The Temple of Artemis (Ephesus)
The Temple of Artemis, which is dedicated to the goddess Artemis, is located in the ancient city of Ephesus in İzmir's Selçuk province. Thought to have been built in the fifth century B.C., the temple is considered one of the Seven Wonders of the World. There is a pillar piece sited by the Temple of Artemis in order to determine its place today. The parts of the works of the most famous sculptors of the period are exhibited at the British Museum. The cult statue of the temple, Artemis, is exhibited at the Selçuk Museum.
Temple of Zeus (Ancient City of Aizanoi)
Located in Kütahya's Çavdarhisar province is the best preserved temple of Zeus in Anatolia. The city thrived during the 2nd and 3rd centuries became a diocese in the Byzantine era. A stadium, theater, mosaic baths and a gymnasium, bridges, a necropolis and stock market structures constitute the most important sites of the city. The construction of the temple began in the 2nd quarter of the 2nd century A.D.

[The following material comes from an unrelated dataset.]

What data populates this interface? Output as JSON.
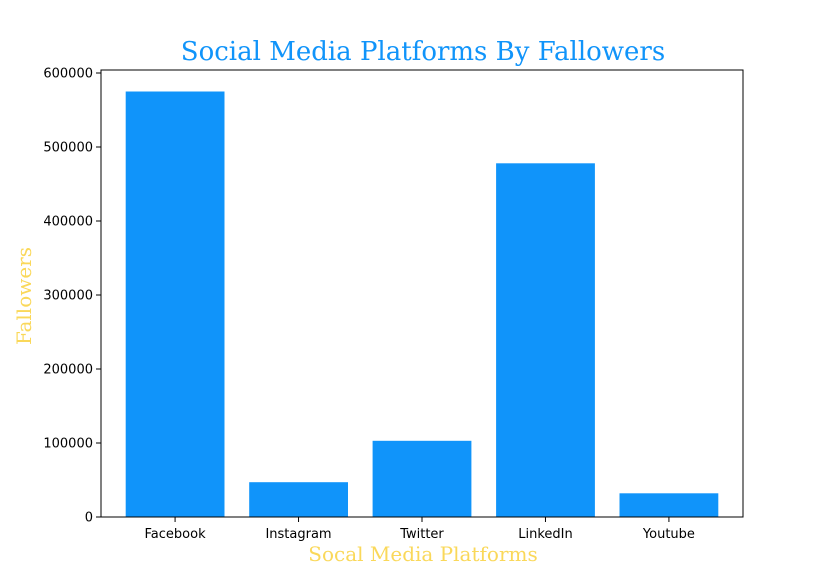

One of the landmarks of Istanbul, Hagia Sophia served as a cathedral and the greatest church of the capital where monarchs were crowned throughout the Eastern Roman Empire period. It was built for the third time between 532 and 537 by the Byzantine Emperor Justinian I, who boasted of the height of the dome. After conquering the city in 1453, the Ottoman Sultan Mehmed the Conqueror did not touch Hagia Sophia's structure and turned it into a mosque, serving the Muslim community of Istanbul for hundreds of centuries. One of the greatest ancient structures of the world, Hagia Sophia was turned into a museum in Feb. 1, 1935.
Divriği Great Mosque
Located in modern day province of Sivas, the Divriği Great Mosque was built by the local dynasty of the Mengujekids in the early 13th century during a time when Anatolia was largely ruled by the Anatolia beyliks. The mosque is in fact in a form of a health and education complex, featuring a hospital and a madrasah. The interior of the mosque consists of stone piers, which support the stone vaults above. The central bay of the mosque appears to have been left open to the sky, as is the case in other medieval Anatolian mosques that omit courtyards. Some carved wooden panels said to belong to the royal platform are today on view in the museum of the Directorate of Pious Endowments in Ankara.
The Blue Mosque
The Blue Mosque, also known as "The Sultan Ahmed Mosque" with its about 20,000 blue, green and white İznik tiles, has a great reputation among domestic and foreign tourists in Istanbul. It is located in a complex consisting of a mosque, a madrasa, a dar ul-kurra (Quran school), a muvakkithane (timing room), a sıbyan mektebi (elementary school), an arasta (bazaar), a hamam (bath), an imaret (public soup-kitchen), a darüş-şifa (hospital) and a tomb. The mosque that Ahmed I had Sedefkar Mehmed Agha build from 1609 to 1616 is the first six-minaret mosque in Turkey. It is one of the most beautiful and most magnificent mosques from the Ottoman period. The inside of the mosque is illuminated via 206 windows. Its large dome is supported by four huge pillars called "elephant legs." It is part of the site that was added to UNESCO World Heritage list in 1985 under the name of Istanbul's Historical Sites.